Árbitro de futebol: profissionalizar ou manter como está?
Por Oiti Cipriani
O futebol, em seus 163 anos de existência, tornou-se expressão lúdica e extravasamento dos mais diferentes sentimentos de toda a coletividade que acompanha este esporte, desde a alegria incontida até a raiva mais animalesca que o ser humano pode produzir.
Deixou de ser um jogo de cavalheiros, como originalmente imaginado, para se tornar objeto de paixões desvairadas, agressivas, ou simplesmente pelo prazer de assistí-lo como forma de divertimento, rivalizando com o cinema ou teatro.

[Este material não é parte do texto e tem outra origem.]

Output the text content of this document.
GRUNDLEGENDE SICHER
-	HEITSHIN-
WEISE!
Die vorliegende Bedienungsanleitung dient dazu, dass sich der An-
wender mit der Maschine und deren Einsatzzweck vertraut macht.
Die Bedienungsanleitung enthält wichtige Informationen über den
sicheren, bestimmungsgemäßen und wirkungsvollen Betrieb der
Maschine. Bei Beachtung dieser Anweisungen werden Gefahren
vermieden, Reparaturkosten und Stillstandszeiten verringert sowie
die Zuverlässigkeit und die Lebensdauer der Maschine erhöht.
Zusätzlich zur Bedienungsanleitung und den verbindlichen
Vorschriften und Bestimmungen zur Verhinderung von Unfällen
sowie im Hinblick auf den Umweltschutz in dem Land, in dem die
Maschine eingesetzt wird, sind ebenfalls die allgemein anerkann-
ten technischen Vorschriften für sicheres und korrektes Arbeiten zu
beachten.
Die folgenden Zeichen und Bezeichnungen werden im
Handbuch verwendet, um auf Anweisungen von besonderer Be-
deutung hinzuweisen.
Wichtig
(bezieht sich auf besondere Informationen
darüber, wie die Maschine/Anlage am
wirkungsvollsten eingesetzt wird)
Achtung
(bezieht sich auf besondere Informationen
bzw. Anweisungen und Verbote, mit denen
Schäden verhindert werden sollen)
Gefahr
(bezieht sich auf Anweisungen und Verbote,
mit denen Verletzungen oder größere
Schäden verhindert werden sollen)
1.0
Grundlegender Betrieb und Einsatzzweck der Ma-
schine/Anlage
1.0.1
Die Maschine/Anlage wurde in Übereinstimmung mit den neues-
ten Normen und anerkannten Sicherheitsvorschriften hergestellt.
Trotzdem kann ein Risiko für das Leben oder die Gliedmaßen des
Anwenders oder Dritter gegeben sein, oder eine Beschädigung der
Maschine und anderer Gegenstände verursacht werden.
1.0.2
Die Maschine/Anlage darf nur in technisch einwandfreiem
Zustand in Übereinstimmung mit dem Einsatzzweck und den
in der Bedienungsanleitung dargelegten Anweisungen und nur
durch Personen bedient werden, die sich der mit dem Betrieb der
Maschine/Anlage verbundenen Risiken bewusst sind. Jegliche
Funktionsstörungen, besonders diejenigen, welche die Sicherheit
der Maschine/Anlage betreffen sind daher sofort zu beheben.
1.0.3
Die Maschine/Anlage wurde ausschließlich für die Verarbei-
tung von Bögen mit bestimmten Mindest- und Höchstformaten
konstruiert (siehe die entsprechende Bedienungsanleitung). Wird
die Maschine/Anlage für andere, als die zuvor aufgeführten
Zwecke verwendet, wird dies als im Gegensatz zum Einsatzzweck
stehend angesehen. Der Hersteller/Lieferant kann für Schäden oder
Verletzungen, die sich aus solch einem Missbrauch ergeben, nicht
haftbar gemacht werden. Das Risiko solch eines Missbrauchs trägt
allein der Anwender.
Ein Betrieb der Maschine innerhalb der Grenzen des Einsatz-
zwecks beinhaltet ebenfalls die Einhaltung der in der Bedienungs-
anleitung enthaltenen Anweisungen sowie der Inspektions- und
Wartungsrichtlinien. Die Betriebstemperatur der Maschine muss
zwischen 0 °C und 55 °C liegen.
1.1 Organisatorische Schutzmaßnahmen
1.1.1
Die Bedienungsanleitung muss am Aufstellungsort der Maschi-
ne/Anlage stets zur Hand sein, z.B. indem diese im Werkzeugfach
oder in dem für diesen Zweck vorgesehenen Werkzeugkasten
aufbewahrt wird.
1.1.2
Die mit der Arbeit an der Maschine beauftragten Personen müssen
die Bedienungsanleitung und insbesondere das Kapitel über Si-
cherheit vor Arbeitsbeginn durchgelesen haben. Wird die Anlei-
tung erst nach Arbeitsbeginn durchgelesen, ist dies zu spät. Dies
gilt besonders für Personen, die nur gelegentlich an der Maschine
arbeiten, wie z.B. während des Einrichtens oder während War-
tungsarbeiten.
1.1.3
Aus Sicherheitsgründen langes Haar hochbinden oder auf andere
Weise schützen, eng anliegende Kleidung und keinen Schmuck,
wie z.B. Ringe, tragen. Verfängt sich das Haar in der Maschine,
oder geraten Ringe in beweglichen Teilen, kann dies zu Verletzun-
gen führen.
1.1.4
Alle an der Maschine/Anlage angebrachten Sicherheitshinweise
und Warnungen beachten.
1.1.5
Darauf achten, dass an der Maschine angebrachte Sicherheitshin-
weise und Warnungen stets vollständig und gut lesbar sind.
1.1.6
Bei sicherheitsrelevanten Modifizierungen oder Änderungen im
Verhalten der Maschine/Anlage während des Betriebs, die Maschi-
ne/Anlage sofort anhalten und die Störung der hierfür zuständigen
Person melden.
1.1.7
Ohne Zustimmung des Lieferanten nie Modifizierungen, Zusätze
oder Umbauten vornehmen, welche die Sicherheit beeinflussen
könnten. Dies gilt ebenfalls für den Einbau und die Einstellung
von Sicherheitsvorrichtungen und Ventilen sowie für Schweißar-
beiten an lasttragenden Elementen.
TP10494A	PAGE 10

Tornou-se também um enorme negócio, movimentando bilhões de euros ou dólares anualmente, com clubes e profissionais de todas as matizes, desde potências financeiras, jogadores e técnicos bilionários, até pequemos clubes de futebol, com humildes jogadores correndo atrás da bola para colocar um prato de comida na mesa da família.
No meio de muita paixão e vários contrastes, existe um ator polêmico, a única unanimidade de duas torcidas rivais, que já entra em campo sendo xingado, mesmo sem ter tomado nenhuma decisão ainda: o árbitro de uma partida de futebol e sua equipe.
Estes profissionais entram em campo, seu local de trabalho, com a difícil missão de arbitrar divergências à luz de um livro… O LIVRO DE REGRAS.
Antes de entrarmos no objeto do título deste post, vamos contar um pouco da história deste profissional contraditório, que qualquer decisão que toma dentro dos 90 minutos mais acréscimos, desagrada um lado, ou quiçá, os dois lados.
História do árbitro
No princípio do futebol, no ano de 1860, os jogos não tinham árbitros. Era mais um acordo de cavalheiros. Quando um jogador achava que tinha sofrido alguma falta ou infração às regras, parava o jogo e era aceito como verdadeira a ocorrência, tudo sem discussões, pois cavalheiros como eram, não iriam querer tirar vantagem de uma situação.
Este quadro perdurou até o ano de 1868, quando as disputas se intensificaram, e assim adotaram a figura do árbitro nas partidas de futebol. Todavia, este árbitro só intervia quando surgisse alguma discordância em relação ao acontecimento no jogo, objeto de dúvida. O jogo era interrompido pelo árbitro no grito, visto não ter surgido a utilização do apito, que apareceu a partir de 1878.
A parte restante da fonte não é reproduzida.